In general, the international medical community adheres to the ethical principles outlined in the Declaration of Helsinki. This declaration was originally adopted by the World Medical Association’s in 1964 and has since been revised 5 times. With each new version the FDA assesses the changes and decides whether the relevant regulations should be updated. At this time, the regulation for INDs (21 CFR Part 312) incorporates language from the 1989 version of the declaration; the regulation for IDEs (21 CFR Part 814 incorporates the 1983 version of the Declaration of Helsinki.

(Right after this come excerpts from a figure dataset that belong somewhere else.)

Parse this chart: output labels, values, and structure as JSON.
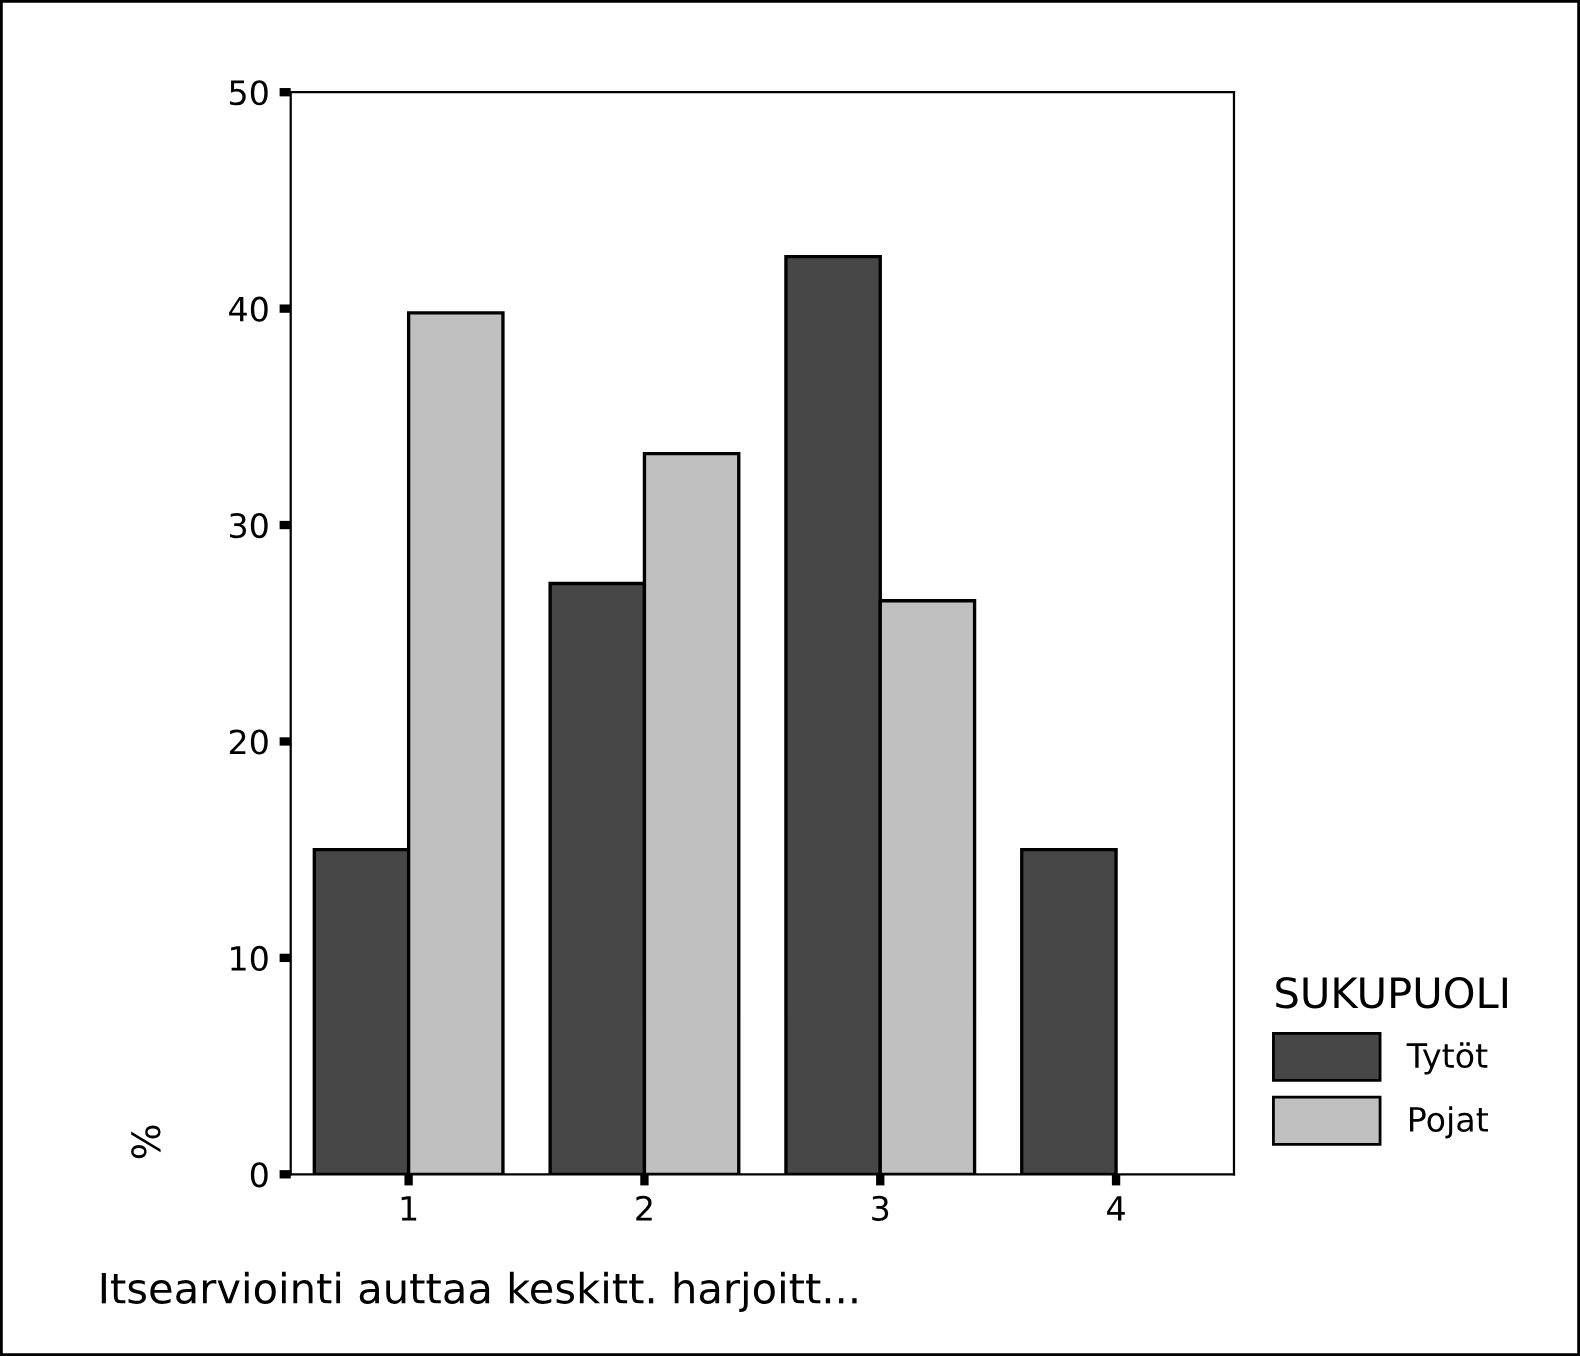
{
  "chart_data": {
    "type": "bar",
    "xlabel": "Itsearviointi auttaa keskitt. harjoitt...",
    "ylabel": "%",
    "legend_title": "SUKUPUOLI",
    "categories": [
      "1",
      "2",
      "3",
      "4"
    ],
    "series": [
      {
        "name": "Tytöt",
        "color": "#474747",
        "values": [
          15,
          27.3,
          42.4,
          15
        ]
      },
      {
        "name": "Pojat",
        "color": "#c0c0c0",
        "values": [
          39.8,
          33.3,
          26.5,
          0
        ]
      }
    ],
    "ylim": [
      0,
      50
    ],
    "yticks": [
      0,
      10,
      20,
      30,
      40,
      50
    ],
    "grid": false,
    "legend": "right"
  }
}
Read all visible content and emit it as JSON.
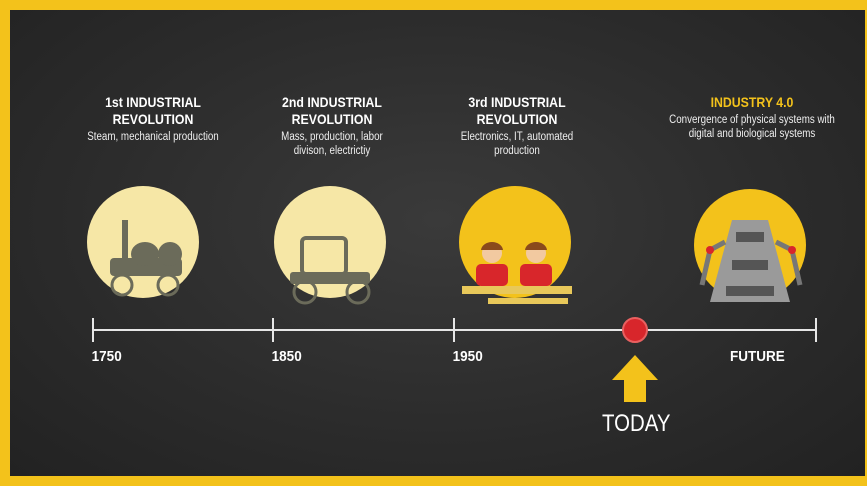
{
  "eras": [
    {
      "title": "1st INDUSTRIAL REVOLUTION",
      "description": "Steam, mechanical production",
      "label": "1750"
    },
    {
      "title": "2nd INDUSTRIAL REVOLUTION",
      "description": "Mass, production, labor divison, electrictiy",
      "label": "1850"
    },
    {
      "title": "3rd INDUSTRIAL REVOLUTION",
      "description": "Electronics, IT, automated production",
      "label": "1950"
    },
    {
      "title": "INDUSTRY 4.0",
      "description": "Convergence of physical systems with digital and biological systems",
      "label": "FUTURE"
    }
  ],
  "today": "TODAY"
}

Studies conducted outside the United States may or may not be conducted under an IND or IDE. The FDA has written Guidance for Industry: Acceptance of Foreign Clinical Studies to provide their expectations with regards to the ethical treatment of people participating in clinical studies conducted in countries other than the United States.

Recommendations:

Foreign studies conducted under and IND or IDE must comply with the same regulations as those conducted in the United States. However, the FDA will also accept foreign studies that were not conducted under an IND if they adhere to the ethical standards outlined in the 1989 version of the Declaration of Helsinki. Studies conducted under an IDE will be accepted if they adhere to the ethical standards outlined in the 1983 version of the Declaration of Helsinki. Both types of studies will be accepted by the FDA if they were conducted using the ethical principles of local regulatory authorities if their principles provided greater participant protection than the declaration.

Impact:

As more clinical trials are being conducted the competition for study participants is also increasing. In addition, research is being conducted on diseases that do not occur in this country. In these cases clinical studies may be conducted in the location where the disease is found. As a result, sponsors are going into countries where there may be little or no oversight regarding the ethical treatment of study participants. Therefore, this guideline is essential. Although most sponsors of drugs and devices are ethical, for those who might be motivated by money to cut corners that might but study participants at risk, the FDA is forcing them to put people first. With this guidance the FDA is making a statement: follow the guidelines or risk spending a lot of money on data that cannot be used to support approval of a drug or medical device.